The Edmonton Oilers drafted Taylor Hall at the 2010 NHL Entry Draft. It marked the official start of the Edmonton Oilers rebuild, after fruitless efforts by the mildly inept management team to acquire major free agents like Marian Hossa and Dany Heatley. The team had decided it was time to start from scratch, beginning with gutting the team and drafting a dynamo to build the team around.
The Oilers, however, began their rebuild from a position of weakness. Instead of offloading their marquee talent, they decided to keep them in favor of letting them go. Part of the reason they were retained was their bloated contracts and dropping returns for the team, making them harder to trade away. To add insult to injury, though, they had no Jarome Iginla or Jay Bouwmeester, no Ryan Miller or Thomas Vanek. Had Edmonton been able to unload a player such as this it could have kickstarted the process, perhaps garnering a power forward or Top defenseman. Sadly, the closest thing the Oilers had was Ales Hemsky and Dustin Penner, neither of whom brought down the house with the return on their trades.
I can go on and on about how the Oilers perhaps should have drafted Ryan Murray instead of Nail Yakupov (jury is still out on that one) or that the Oilers should trade one of their Top 6 for a missing piece. The fact of the matter is that the Oilers have failed to coach a team to unity and to ultimate success. Instead, they have gotten rid of players who made solid contributions. How much different would the Oilers be today if they had retained Kyle Brodziak, Jerrod Stoll, Matt Greene, Sheldon Souray, Andrew Cogliano and Raffi Torres? All of those players would act quite well, in my mind, as the type of run support the Oilers need today.
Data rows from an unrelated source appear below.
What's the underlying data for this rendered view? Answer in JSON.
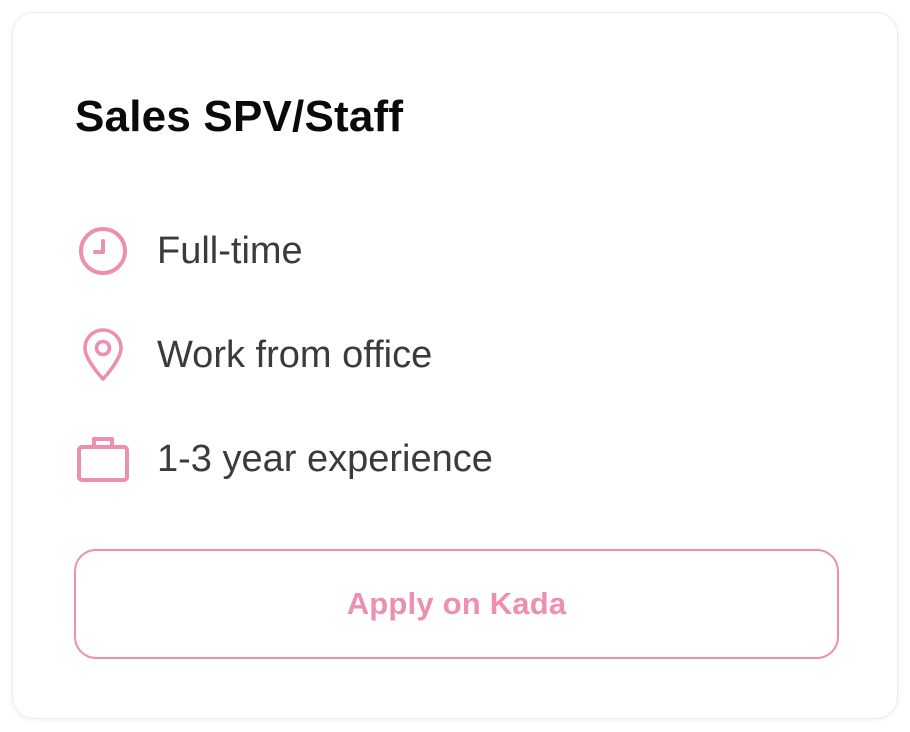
{
  "job": {
    "title": "Sales SPV/Staff",
    "details": [
      {
        "icon": "clock-icon",
        "label": "Full-time"
      },
      {
        "icon": "location-pin-icon",
        "label": "Work from office"
      },
      {
        "icon": "briefcase-icon",
        "label": "1-3 year experience"
      }
    ],
    "apply_label": "Apply on Kada"
  },
  "colors": {
    "accent": "#ec8fb0",
    "title_text": "#0a0a0a",
    "body_text": "#3b3b3b",
    "card_border": "#ececec"
  }
}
Instead, we are in the aftermath of bad acquisitions (Cam Barker, anyone) and poor player retention.
At the same time, the Oilers have had NHL talent on the blue line since, like Kurtis Foster, Tom Gilbert, Andy Sutton, Ryan Whitney and even Jim Vandermeer. Sometimes, even when your supporting cast isn’t ideal, a great coach can galvanize a blue line, implementing systems that elevate even weaker defensive players. In Edmonton, Steve Smith has been a constant as a coach. And the one constant under his tutelage has been defensive corps that are a mess, have no real level of compete, or are being made to fill roles they aren’t meant for.
The worst stretch historically in Oilers history is unfolding now. We have changed Head Coaches like underwear, yet the assistant coaches have remained intact. Offensively, the Oilers can be better, but defensively they are as bad as they have ever been. Through shifting rosters and various challenges, Smith has not been able to form a solid NHL defence. Surely, better options lie out there?
I believe Smith needs to move on. This has nothing to do with the “OLD BOYS CLUB”. (By the way, I personally will not write about the aforementioned Wiserhood. Enough has been scrawled about 6rings and his tribe of friends.) It’s that he has had ample opportunity to prove his mettle and he has failed. Simple as that. A refresh at that position seems like an obvious move. It may not solve all of the blue line struggles, but it will bring a new perspective to the team, one that is in great need.
So, Mr. Mactavish, make the tough decision and fire your old teammate. Bold indeed. But better for the team.